Plus de deux ans après la grave explosion qui avait blessé six salariés sur le site de Butachimie à Chalampé, le tribunal judiciaire de Strasbourg a tranché. La société Butachimie a été reconnue coupable de plusieurs infractions au code de l’environnement, dont le délit d’exploitation non conforme d’une installation avec atteinte grave à la santé ou la sécurité des personnes. Elle est condamnée à une amende de 300 000 euros et au paiement de quatre contraventions de 7 500 euros. « Ce n’est pas une grosse surprise », décrypte Raphaël, élu CGT au sein du comité social et économique (CSE) de l’entreprise classée Seveso seuil haut, c’est-à-dire représentant un risque industriel élevé.
Une erreur humaine
Le montant de l’amende est conforme aux réquisitions du parquet, prononcées à l’audience du 11 septembre 2025. En complément, la société Butachimie sera inscrite au bulletin n°2 du casier judiciaire des personnes morales, qui enregistre les condamnations pénales des entreprises. Située au bord du Rhin, l’usine Butachimie est la seule productrice d’adiponitrile (ADN) en Europe, une substance toxique utilisée dans la production du nylon.

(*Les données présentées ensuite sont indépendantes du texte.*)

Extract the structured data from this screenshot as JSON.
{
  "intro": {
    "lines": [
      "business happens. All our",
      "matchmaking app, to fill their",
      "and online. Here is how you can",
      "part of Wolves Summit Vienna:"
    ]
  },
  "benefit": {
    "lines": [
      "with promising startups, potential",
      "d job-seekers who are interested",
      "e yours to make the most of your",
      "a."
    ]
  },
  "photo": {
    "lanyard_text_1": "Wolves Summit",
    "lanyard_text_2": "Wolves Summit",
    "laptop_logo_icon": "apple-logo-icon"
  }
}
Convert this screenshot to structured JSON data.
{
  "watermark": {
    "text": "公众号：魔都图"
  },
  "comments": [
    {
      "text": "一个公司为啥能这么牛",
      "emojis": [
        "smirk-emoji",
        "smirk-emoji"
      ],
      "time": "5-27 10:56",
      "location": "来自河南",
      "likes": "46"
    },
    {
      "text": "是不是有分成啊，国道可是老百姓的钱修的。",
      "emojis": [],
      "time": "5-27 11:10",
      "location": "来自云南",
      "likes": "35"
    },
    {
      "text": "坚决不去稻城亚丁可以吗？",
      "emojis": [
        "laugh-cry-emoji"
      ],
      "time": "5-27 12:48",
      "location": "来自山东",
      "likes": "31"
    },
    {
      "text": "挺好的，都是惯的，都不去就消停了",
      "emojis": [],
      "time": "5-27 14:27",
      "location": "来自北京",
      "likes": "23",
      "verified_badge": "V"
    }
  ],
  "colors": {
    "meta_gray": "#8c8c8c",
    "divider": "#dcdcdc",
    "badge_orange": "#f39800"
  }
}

Lors d’une opération de nettoyage des drains, des conduits destinés à évacuer les résidus de gaz dangereux présents dans les installations, une entreprise extérieure commet l’erreur de nettoyer deux fois le même drain. Dans le conduit oublié, un gaz hautement inflammable, le cyclohexane, continue de s’échapper. Il s’accumule au niveau d’une fosse, provoquant la violente déflagration du 14 juin 2023. En cause, « une erreur humaine » tranche la Direction régionale de l’environnement, de l’aménagement et du Logement (DREAL).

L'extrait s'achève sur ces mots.